Friday, April 9, 2010

A Delicate Balance

I have noticed a trend lately in my undergraduate teacher education classes: increasing numbers of students coming in with documented disabilities that require class accomodations. Many of these are minimal, but more and more I am seeing extensive accomodations needed. I believe I have always been supportive of students at all levels of schooling and I support a student's desire to graduate from college. I also believe, however, that the teaching profession is far more complex than rocket science. Not only does a teacher need the technical knowledge of content and the skill to make those concepts understandable and accessible to the learner, but the human side of teaching requires strong communication, interpersonal skills, and decision-making abilities.

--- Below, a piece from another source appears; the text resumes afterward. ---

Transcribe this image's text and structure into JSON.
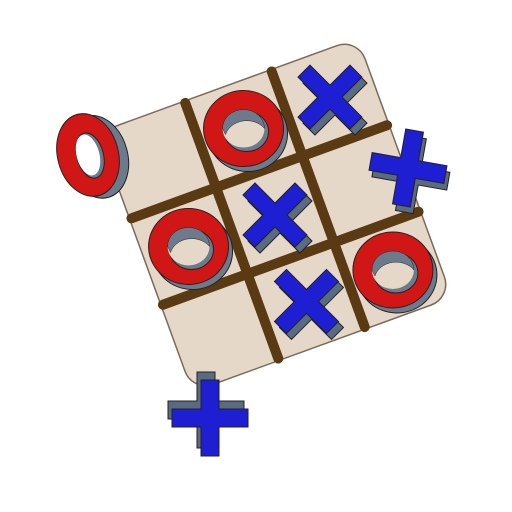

Every child deserves an expert teacher every year of their schooling. In a twenty-year career in the elementary classroom, a teacher impacts around 500 children. When I had a principal justifying to me why they were keeping a ineffective, probationary teacher that they had worked extensively with because they were "going through personal tough times for the last few years", I always had them picture those five hundred children outside their window. I had them tell those children that they knowingly decided to give them a poor teacher. We cannot just think of the teacher--it always must be about the children.

So, back to my undergraduates. The professor side of me wants to support student success. The principal side of me knows the rigors of teaching and wants to support those hundreds of unborn little human beings. I wonder sometimes how a student would react in the moment-to-moment challenges of the classroom. Not everyone has the disposition to be the decision-making teacher in the classroom.

I realize that I usually see these undergraduates in my foundations class, the first education class many students take. They have two more years of coursework at this point. I realize I am one piece of the puzzle in which this student works with many professors, cooperating teachers and student teachers. All of us have a responsibility to support and to counsel appropriately. It is a delicate balance--the rights of the prospective teachers and the rights of their future students.

1 comment:

  1. So true, Jackie! I totally agree and share your concerns. What to do?